The Golden State was built on mining the precious mineral.
However, when riches were distributed in California, San Luis Obispo County got precious little.
Mining towns in the gold country built elaborate courthouses, but in the early years of San Luis Obispo hearings were held in a modest adobe.
The most lucrative mining operations in San Luis Obispo County were mostly mercury and chrome. The diggings boomed during wartime for munitions manufacturing, and mercury was also used in the refining process for gold.
One meager gold strike was in the rugged hills between Pozo and California Valley.
According to the Heritage Shared website the La Panza gold rush began when Epifanio Trujillo spotted gold glinting in the sands of Placer Creek in 1878. As many as 600 people rushed to the Placer and Navajo Creek area. For reference, San Luis Obispo's population in 1880 was about 2,200.
According to the book "1500 California Place Names" by William Bright, La Panza translates from Spanish as "the paunch." It refers to the practice of using beef stomach as bait for catching bears.
On May 5, 1973, Telegram-Tribune reporter Mark Gladstone wrote about the lost lore of La Panza:
La Panza — a town that never was
All that remains of the La Panza mines is a simple stone marking the burial plot of John C. Hoagland and three of his children.
The plot is surrounded by a weathered wood and barbed wire fence. It lies on a grassy slope at the eastern end of narrow Placer Canyon and about 50 yards above Placer Creek. In 1878 gold was found in the creek and for the next 20 years a small settlement grew beside the stream. Mining claims stretched along tree miles of the creek, now several miles off the Pozo Road 20 miles east of Pozo.
When Hoagland died in a barroom brawl in McKittrick in 1905, most of the 300 miners had already left for new strikes or died and were buried in the small cemetery. As a boy, Othor MacLean became fascinated by stories of the La Panza mines and the "town" which developed nearby.

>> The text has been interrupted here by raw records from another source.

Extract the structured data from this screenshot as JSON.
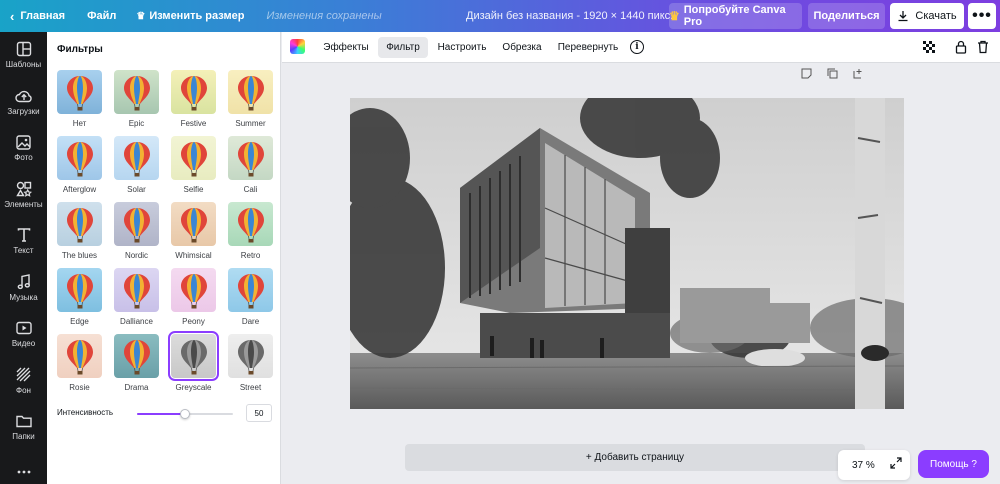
{
  "topbar": {
    "home": "Главная",
    "file": "Файл",
    "resize": "Изменить размер",
    "saved_status": "Изменения сохранены",
    "design_title": "Дизайн без названия - 1920 × 1440 пикс.",
    "try_pro": "Попробуйте Canva Pro",
    "share": "Поделиться",
    "download": "Скачать",
    "more": "•••"
  },
  "rail": [
    {
      "label": "Шаблоны",
      "icon": "templates-icon"
    },
    {
      "label": "Загрузки",
      "icon": "uploads-icon"
    },
    {
      "label": "Фото",
      "icon": "photos-icon"
    },
    {
      "label": "Элементы",
      "icon": "elements-icon"
    },
    {
      "label": "Текст",
      "icon": "text-icon"
    },
    {
      "label": "Музыка",
      "icon": "music-icon"
    },
    {
      "label": "Видео",
      "icon": "video-icon"
    },
    {
      "label": "Фон",
      "icon": "background-icon"
    },
    {
      "label": "Папки",
      "icon": "folders-icon"
    },
    {
      "label": "",
      "icon": "more-icon"
    }
  ],
  "panel": {
    "title": "Фильтры",
    "filters": [
      {
        "label": "Нет",
        "tint": "#7fb2d9",
        "top": "#a8d0ee",
        "sat": 1
      },
      {
        "label": "Epic",
        "tint": "#a7c6b0",
        "top": "#cfe3c9",
        "sat": 0.8
      },
      {
        "label": "Festive",
        "tint": "#d9e3a0",
        "top": "#f4f0b8",
        "sat": 1
      },
      {
        "label": "Summer",
        "tint": "#f0e2a8",
        "top": "#f8efc0",
        "sat": 1
      },
      {
        "label": "Afterglow",
        "tint": "#9ec6e8",
        "top": "#c3e0f6",
        "sat": 1
      },
      {
        "label": "Solar",
        "tint": "#b6d6f0",
        "top": "#d4e8f8",
        "sat": 1
      },
      {
        "label": "Selfie",
        "tint": "#e8ecc0",
        "top": "#f2f4d4",
        "sat": 0.9
      },
      {
        "label": "Cali",
        "tint": "#c4d8c4",
        "top": "#dfe9d8",
        "sat": 0.8
      },
      {
        "label": "The blues",
        "tint": "#b8d0e0",
        "top": "#cfe0ec",
        "sat": 0.7
      },
      {
        "label": "Nordic",
        "tint": "#b0b4c8",
        "top": "#c8ccdc",
        "sat": 0.6
      },
      {
        "label": "Whimsical",
        "tint": "#e8c8a8",
        "top": "#f2dcc4",
        "sat": 0.8
      },
      {
        "label": "Retro",
        "tint": "#a8d8b8",
        "top": "#c8e8d0",
        "sat": 0.8
      },
      {
        "label": "Edge",
        "tint": "#7ebfe0",
        "top": "#a4d6f0",
        "sat": 1
      },
      {
        "label": "Dalliance",
        "tint": "#c8c0e8",
        "top": "#dcd6f2",
        "sat": 0.8
      },
      {
        "label": "Peony",
        "tint": "#ecc8e8",
        "top": "#f4daf0",
        "sat": 0.9
      },
      {
        "label": "Dare",
        "tint": "#8ec8e8",
        "top": "#b0dcf2",
        "sat": 1
      },
      {
        "label": "Rosie",
        "tint": "#f0d0c0",
        "top": "#f6e0d4",
        "sat": 0.9
      },
      {
        "label": "Drama",
        "tint": "#6aa0a8",
        "top": "#8abcc0",
        "sat": 0.8
      },
      {
        "label": "Greyscale",
        "tint": "#c8c8c8",
        "top": "#dcdcdc",
        "sat": 0
      },
      {
        "label": "Street",
        "tint": "#e0e0e0",
        "top": "#eeeeee",
        "sat": 0
      }
    ],
    "selected": "Greyscale",
    "intensity_label": "Интенсивность",
    "intensity_value": "50"
  },
  "editor_toolbar": {
    "effects": "Эффекты",
    "filter": "Фильтр",
    "adjust": "Настроить",
    "crop": "Обрезка",
    "flip": "Перевернуть",
    "info": "i"
  },
  "canvas": {
    "add_page": "+ Добавить страницу",
    "zoom": "37 %",
    "help": "Помощь ?"
  }
}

MacLean, now 64, remembers fortune hunters and sightseers coming to his father's ranch and asking about the lost town of De La Guerra Canyon with its saloons and dance halls. The retired rancher has spent much of his time in recent years researching the area's history with the help of notes left by his mother, Esther Still.
He has determined that no such boom-town existed. Instead of a bustling community, all that stood were a few saloons, a dance hall and scattered miner's shacks — no organized town center or government.
MacLean says there was a post office and general store which also served residents of the Carrisa Plains.
The post office was run by MacLan's maternal grandfather, Dr. Thomas E. Still, who settled in La Panza in 1879.
MacLean, a contributor to western history magazines, now lives in Paso Robles with his brother Mentley. But he recently went back to Placer Creek, which is now on private property now owned by his brother-in-law John Bowman.
With his faded blue jeans and workshirt, MacLean himself could pass for an old prospector. His blue eyes are shaded by a battered hat. Its brim is curled with age, and sweat soaks through its crown. The hat appears moulded to fit MacLean's head like a piece of sculpture.
"At this late a date," he says, "it would be hard to give even a rough estimate of the number of persons buried in the graveyard...There were other graves in the La Panza Mountains, some of them marked at one time, others not marked. Some possibly the victims of murder, others probably from natural causes."
MacLean says some of those buried in the graveyard were "conscienceless rogues," possibly including a comrade of highwayman Joaquin Murrieta, Joaquin Valenzuela, who was hung in 1858 by vigilantes in San Luis Obispo.
Two desperados not to be found in the cemetery are Frank and Jesse James. The brothers spent approximately one year working on the La Panza ranch, owned by a relative, shortly after the Civil War, according to MacLean.
The Hoagland plot was marked and fenced off by Hoagland's son. The family had lived in nearby Navajo Canyon. The three offspring all died as small children.
MacLean says several prospectors were buried there as late as 1916 and in the 1920s the grave yard was still surrounded with picket fences. A subsequent brush fire and vandalism all but destroyed the remains of the graveyard.
MacLeans says about $60,000 worth of gold was extracted on the individual claims but more might have been mined and just not recorded.
The prospects were predominantly of Mexican heritage and some were Chinese.
Within a few years of its discovery by Epifanio Trujillo, the mines had petered out.
But MacLean contends traces of gold can still be found.
MacLean is not sure whether he's have enjoyed living at the height of the mining fever.
"In some ways people got along but it was pretty rough," he says.